Publicado 06/03/2023 09:00
Especialista em relações civis-militares e segurança pública, Luiz Alexandre Souza da Costa é cientista político, mestre em Direito e major da reserva da Polícia Militar do Estado do Rio de Janeiro (PMERJ). Dedicado ao tema da segurança, atua como professor de Direito Constitucional e Militar na Uerj e na PMERJ, além de estudar a atuação de militares — seja das Forças Armadas, policiais ou bombeiros — em cargos representativos. Em entrevista a O DIA, Costa reafirma necessidade de a categoria exercer seus direitos. "Os militares individualmente têm que se politizar, afinal, eles também votam, são seres políticos. O que não pode é a politização se tornar antidemocrática".
O DIA: Em 2018, foram eleitos muitos militares para o Congresso. Qual é a sua análise?
Luiz Alexandre: Minha pesquisa foca o período de 2006 a 2018, em que há um aumento de 346% nas candidaturas militares — policiais, bombeiros ou das Forças Armadas. Antes do bolsonarismo, elas cresciam em números, mas não tinham sucesso. Em 2014, de 892, só há quatro eleitos. Em 2018, a história muda: 26 parlamentares se elegeram, entre senadores e deputados federais, em um universo de 1.019 candidatos. Já em 2022, o curioso é que o tamanho da bancada quase não muda, mas há uma grande renovação: apenas nove foram reeleitos — mesmo assim, um número expressivo. Ou seja, a população ainda tem interesse em eleger profissionais de segurança.
Qual foi a principal forma de atuação dos militares na Câmara dos Deputados?
O normal seria esperar uma pauta corporativista no primeiro mandato, diluindo o tom de defensores da classe com o tempo. Mas, no meu entendimento, policiais militares, em vez de se aterem a questões de Segurança Pública, acabaram entrando muito em pautas conservadoras — pró-armamento, por exemplo. Acredito que isso tenha acontecido por se sentirem devedores do bolsonarismo. Sem contar o grande risco de se afastar desse grupo político. Joice Hasselmann e Alexandre Frota, por exemplo, não se reelegeram.
Por que militares, depois de eleitos, não retomam o serviço?
Essa é uma determinação constitucional para evitar que os quartéis se transformem em palanque político. Porém, para os militares com menos de 10 anos de atuação, a norma os coloca entre exercer o direito político e a carreira. Esses são afastados, perdem o emprego e voltam a ser civis só por se candidatarem. Os outros vão para a reserva, com aposentadoria proporcional.

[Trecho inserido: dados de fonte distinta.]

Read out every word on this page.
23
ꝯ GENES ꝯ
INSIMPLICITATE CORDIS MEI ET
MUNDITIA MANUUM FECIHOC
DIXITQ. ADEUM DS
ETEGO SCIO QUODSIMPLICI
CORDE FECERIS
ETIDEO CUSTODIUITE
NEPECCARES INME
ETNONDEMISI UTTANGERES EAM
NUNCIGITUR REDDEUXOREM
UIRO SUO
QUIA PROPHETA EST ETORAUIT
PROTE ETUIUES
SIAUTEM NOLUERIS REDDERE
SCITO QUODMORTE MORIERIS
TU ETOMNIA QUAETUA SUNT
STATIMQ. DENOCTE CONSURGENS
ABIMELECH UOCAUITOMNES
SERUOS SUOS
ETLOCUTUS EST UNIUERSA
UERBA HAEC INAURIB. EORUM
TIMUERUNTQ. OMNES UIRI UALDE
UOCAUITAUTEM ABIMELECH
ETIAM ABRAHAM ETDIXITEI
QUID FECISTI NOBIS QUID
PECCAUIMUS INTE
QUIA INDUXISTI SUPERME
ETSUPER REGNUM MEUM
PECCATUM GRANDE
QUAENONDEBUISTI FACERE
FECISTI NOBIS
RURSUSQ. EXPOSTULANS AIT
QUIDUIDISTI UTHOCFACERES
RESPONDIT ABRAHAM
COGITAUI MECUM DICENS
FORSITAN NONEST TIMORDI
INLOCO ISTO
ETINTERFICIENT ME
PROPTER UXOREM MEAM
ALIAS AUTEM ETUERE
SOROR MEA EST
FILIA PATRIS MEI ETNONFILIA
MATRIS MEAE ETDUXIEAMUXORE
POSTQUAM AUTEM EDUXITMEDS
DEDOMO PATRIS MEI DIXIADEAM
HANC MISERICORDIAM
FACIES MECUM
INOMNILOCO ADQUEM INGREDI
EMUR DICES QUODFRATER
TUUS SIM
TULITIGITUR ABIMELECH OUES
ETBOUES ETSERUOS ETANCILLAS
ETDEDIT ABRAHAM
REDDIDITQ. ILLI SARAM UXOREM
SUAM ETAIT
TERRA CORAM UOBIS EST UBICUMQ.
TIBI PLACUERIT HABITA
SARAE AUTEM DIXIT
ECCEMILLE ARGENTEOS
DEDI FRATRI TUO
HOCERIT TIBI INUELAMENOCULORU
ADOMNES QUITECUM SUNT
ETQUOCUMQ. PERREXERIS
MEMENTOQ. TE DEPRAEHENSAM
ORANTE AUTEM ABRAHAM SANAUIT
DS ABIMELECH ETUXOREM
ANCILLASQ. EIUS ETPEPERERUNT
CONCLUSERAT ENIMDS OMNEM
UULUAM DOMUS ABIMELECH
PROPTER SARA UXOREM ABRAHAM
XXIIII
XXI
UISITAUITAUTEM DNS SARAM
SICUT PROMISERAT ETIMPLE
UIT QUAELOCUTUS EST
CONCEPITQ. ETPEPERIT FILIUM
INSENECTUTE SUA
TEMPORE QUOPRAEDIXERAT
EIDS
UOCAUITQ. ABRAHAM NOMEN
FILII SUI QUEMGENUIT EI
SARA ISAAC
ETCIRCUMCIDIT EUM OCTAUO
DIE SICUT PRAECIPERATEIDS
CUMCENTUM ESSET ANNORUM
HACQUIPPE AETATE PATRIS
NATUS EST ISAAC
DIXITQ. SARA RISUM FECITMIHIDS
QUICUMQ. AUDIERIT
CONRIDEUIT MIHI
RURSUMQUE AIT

Qual é a sua opinião sobre a "quarentena" para servidores?
Creio que o impedimento de se candidatar durante um período depois de sair do serviço público deve ser voltado para cargos que possam influenciar numa eleição, como juízes ou promotores. E até mesmo delegados, já que um indiciamento é quase uma condenação na corte da opinião pública. Mas um cabo da PM não tem esse poder.
Como evitar que a caserna sirva de trampolim político?
Hoje há um grande problema desse tipo por conta dos vídeos no YouTube. Mesmo assim, já há normas internas das corporações para impedir que agentes atuem nas gravações usando farda ou sua patente. Inclusive, em teoria, os nomes de urna não poderiam incluir designações hierárquicas — como major, general, etc. Os eleitos tampouco poderiam usar a farda durante o mandato, para o público não confundir a corporação como um todo com o pensamento daquele indivíduo. Cabe às instituições terem regras rígidas e o Ministério Público (MP) correr atrás, em caso de omissão do próprio comando.
Como equilibrar o risco de partidarização com a necessidade que as categorias têm de reivindicar melhoras?
O militar não pode ter sindicato, fazer greve e nem se queixar individualmente — e se protestar coletivamente, entra no crime de motim. A única saída para defender seus direitos acaba sendo eleger representantes para pressionar o Poder Executivo. Por isso nunca posso falar que é errado um militar se eleger. Ser militar é uma profissão, não é um sacerdócio. É algo que você faz para botar comida em casa. Os militares individualmente têm que se politizar, afinal, eles também votam, são seres políticos. O que não pode é a politização se tornar antidemocrática.